OHIO Allows Doctors to Deny Care to LGBTQ on Moral Grounds


              
Whose immorality is This????
 
In the latest state-level swing at LGBTQ health care access, Ohio will now allow medical providers to refuse to administer any medical treatment that violates their moral, ethical, or religious beliefs.
The language was buried in a 700-page document of last-minute amendments to the state’s two-year budget bill, which Ohio Gov. Mike DeWine approved last Thursday. The provision allows anyone providing medical care — from doctors and nurses to researchers and lab techs – and anyone paying for that care (namely, insurance providers), “the freedom to decline to perform, participate in, or pay for any health care service which violates the practitioner’s, institution’s, or payer’s conscience as informed by the moral, ethical, or religious beliefs.”  

The bill does not allow medical professionals to deny LGBTQ people care, carte blanche; the exemption “is limited to conscience-based objections to a particular health care service.” It goes on to say that the provider is “responsible for providing all appropriate health care services, other than the particular health care service that conflicts with the medical practitioner’s beliefs or convictions, until another medical practitioner or facility is available.” 
But the bill was overwhelmingly opposed by the state’s medical community. “The implications of this policy are immense and could lead to situations where patient care is unacceptably compromised,” read a letter to budget negotiators, signed by the Ohio Hospital Association, the Ohio Children’s Hospital Association, the Ohio State Medical Association, and the Ohio Association of Health Plans.

Gov. DeWine could have struck the language while signing the rest of the budget into law, but declined to do so, despite issuing 14 other line-item vetoes.

State and national LGBTQ advocates started sounding the alarm in June, when the language was introduced, saying that it will prevent LGBTQ people from accessing the health care they need. With this newly enacted language in place, a medical provider could refuse to prescribe PrEP to an LGBTQ patient looking to reduce their risk of contracting HIV, or refuse to provide gender-affirming care to trans and nonbinary patients, or puberty blockers to transgender minors. Equality Ohio called it a “license to discriminate,” and Human Rights Campaign President Alphonso David said that it jeopardizes “the medical well being of more than 380,000 LGBTQ people in Ohio.” 

Gov. DeWine has insisted that this provision won’t change the standard of care in Ohio. “This is not a problem,” he told a local news station. “If there’s other things that maybe a doctor has a problem with, it’s worked out. Somebody else does those things” — referring to a loosely written clause that requires that the medical professional, when possible, “attempt to transfer the patient to a colleague who will provide the requested procedure,” as long as making that referral doesn’t violate their conscience as well. 

But even if the medical professional does attempt to make that referral, a quarter of Ohio’s population lives in rural counties, where LGBTQ-friendly medical care is sparse. And for queer elders living in long-term care facilities, options are even slimmer. 
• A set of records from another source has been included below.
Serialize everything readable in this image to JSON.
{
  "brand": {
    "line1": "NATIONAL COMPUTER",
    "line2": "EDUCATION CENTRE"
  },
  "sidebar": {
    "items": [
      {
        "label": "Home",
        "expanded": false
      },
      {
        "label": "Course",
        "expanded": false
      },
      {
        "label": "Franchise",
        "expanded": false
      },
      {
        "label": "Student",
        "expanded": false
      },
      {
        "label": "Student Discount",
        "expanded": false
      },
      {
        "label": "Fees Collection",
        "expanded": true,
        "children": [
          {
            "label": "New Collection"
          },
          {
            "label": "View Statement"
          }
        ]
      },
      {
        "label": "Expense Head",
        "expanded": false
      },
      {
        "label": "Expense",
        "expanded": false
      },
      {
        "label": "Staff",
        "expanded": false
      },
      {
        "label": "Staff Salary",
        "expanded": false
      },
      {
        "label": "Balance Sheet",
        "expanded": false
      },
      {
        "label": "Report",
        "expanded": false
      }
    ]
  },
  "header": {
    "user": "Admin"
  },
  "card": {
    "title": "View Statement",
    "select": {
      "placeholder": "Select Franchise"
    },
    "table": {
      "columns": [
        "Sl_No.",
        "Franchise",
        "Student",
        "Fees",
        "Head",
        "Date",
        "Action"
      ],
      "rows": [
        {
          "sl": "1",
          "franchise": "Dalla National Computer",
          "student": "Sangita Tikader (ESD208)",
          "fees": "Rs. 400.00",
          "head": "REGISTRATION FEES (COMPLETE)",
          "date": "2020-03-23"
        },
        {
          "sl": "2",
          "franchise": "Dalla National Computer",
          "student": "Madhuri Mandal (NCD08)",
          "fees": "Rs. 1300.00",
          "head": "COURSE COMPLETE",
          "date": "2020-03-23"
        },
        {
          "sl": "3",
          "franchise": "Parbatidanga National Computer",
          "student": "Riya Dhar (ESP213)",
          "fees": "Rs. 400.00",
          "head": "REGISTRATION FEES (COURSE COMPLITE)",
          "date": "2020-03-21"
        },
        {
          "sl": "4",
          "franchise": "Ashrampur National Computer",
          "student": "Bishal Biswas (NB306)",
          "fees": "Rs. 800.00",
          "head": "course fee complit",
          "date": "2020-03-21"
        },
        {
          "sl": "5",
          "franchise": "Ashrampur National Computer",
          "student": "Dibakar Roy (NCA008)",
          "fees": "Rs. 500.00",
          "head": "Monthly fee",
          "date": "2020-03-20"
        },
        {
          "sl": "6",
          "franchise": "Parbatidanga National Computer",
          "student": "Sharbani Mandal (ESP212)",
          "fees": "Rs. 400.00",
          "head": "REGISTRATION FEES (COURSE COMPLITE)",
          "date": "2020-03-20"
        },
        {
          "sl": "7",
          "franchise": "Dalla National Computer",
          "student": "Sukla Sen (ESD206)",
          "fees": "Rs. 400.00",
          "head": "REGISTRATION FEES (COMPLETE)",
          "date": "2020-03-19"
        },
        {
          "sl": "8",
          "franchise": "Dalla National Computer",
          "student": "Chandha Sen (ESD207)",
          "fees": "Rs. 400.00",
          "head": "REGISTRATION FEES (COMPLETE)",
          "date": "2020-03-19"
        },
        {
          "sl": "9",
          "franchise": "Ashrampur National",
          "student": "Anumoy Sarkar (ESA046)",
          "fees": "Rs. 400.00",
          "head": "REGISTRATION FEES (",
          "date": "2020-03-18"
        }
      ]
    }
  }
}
Local advocates have also called foul on lawmakers’ move to insert the clause last-minute into the state’s massive two-year, 2,400-page budget bill. “They know that they couldn’t pass this on its merits as a standalone bill, because literally no one is asking for this to be passed,” Dominic Detwiler, a public policy strategist for Equality Ohio told the Columbus Dispatch.
  
It’s a strategy that Ohio lawmakers have attempted more than once this year, but it’s the first time it’s paid off. Earlier in June, while writing a bill that allowed college athletes to profit off of their own image, lawmakers tried to add a provision banning trans athletes from school sports. DeWine did not sign that legislation and instead drafted an executive order that mimicked the original text of the bill but omitted the anti-trans portion. Then, just days later, he signed the budget bill into law with the new health care statute.

More than 250 anti-LGBTQ bills have been introduced in state legislatures in 2021 — a trend that advocates have called an “unprecedented war on the LGBTQ community” — breaking the previous record in 2015.